СЫРОРЫБОВ

До Антипина двадцать четыре километра. Пустяки. Утренним автобусом — туда, дневным — обратно. Но на пути была паромная переправа.

Паром оказался на середине реки. Пришлось долго ждать, пока он доберется до берега, пока причалит, пока замотают цепи. Наконец и наш автобус осторожно сполз с берега на квадратную площадку парома, не огороженную решительно ничем, и пассажиры вышли из автобуса. Паромщик не торопясь обошел пассажиров и собрал пятаки за переправу, а взамен раздал билеты.
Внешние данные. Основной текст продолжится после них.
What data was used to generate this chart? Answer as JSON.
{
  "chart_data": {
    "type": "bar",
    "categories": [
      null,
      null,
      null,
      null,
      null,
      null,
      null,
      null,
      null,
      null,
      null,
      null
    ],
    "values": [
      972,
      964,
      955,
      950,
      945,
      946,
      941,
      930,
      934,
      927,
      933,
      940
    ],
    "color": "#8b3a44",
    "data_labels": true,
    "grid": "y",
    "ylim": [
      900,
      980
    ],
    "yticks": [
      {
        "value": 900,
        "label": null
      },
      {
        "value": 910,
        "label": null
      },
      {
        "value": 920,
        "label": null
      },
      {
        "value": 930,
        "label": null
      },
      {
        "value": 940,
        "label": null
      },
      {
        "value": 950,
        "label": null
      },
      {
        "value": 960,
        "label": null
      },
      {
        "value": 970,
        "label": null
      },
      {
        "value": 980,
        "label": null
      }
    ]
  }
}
Вместе с добровольцами из проезжающих он принялся за дело. В одном из четырех углов парома был устроен столб, который, вращаясь, перекатывался по сальному тросу, натянутому между берегами, и не давал парому уплыть по течению. Паромщик и добровольцы разобрали короткие круглые палки с вырезом, принялись накладывать их вырезами на трос и, захлестнув наискось, упирались ногами в площадку, откидывались на спину, тащили.

Я тоже потащил немного, а потом отправился бродить по парому. Наш автобус был пуст, только у одного окошка сидела старуха в темном платке, с бескровным белым лицом. Она негромко спросила:

— Куда едешь, сынок?

В ее взгляде не было любопытства. Она пожила на свете и знала, что ни один разговор не пропадает даром.

— В Антипино, бабушка.

— Что–то я тебя не признаю, — вслух посомневалась она. — У тебя кто в Антипине–то?

— Никого. Я по делу.

— По заготовкам, что ли?

— Нет. Мужиков поискать грамотных, чтобы писали в газету.

— Это в макарьинскую? В «Колхозник»? Неуж писать некому?

— Есть, да мало пишут. И надо, чтобы свои писали. Вернее будет.

Старуха не случайно оговорилась. Прежнее название макарьинской газеты было точным и понятным — «Макарьинский колхозник», не то что нынешнее — «Призыв». Затем в районе заложили лесобазу, завод железобетонных изделий, появилось много рабочих, и газету переименовали. В соседних районах газеты назывались не лучше: «Заря», «Вперед». Какая заря? Куда вперед? И к чему призыв?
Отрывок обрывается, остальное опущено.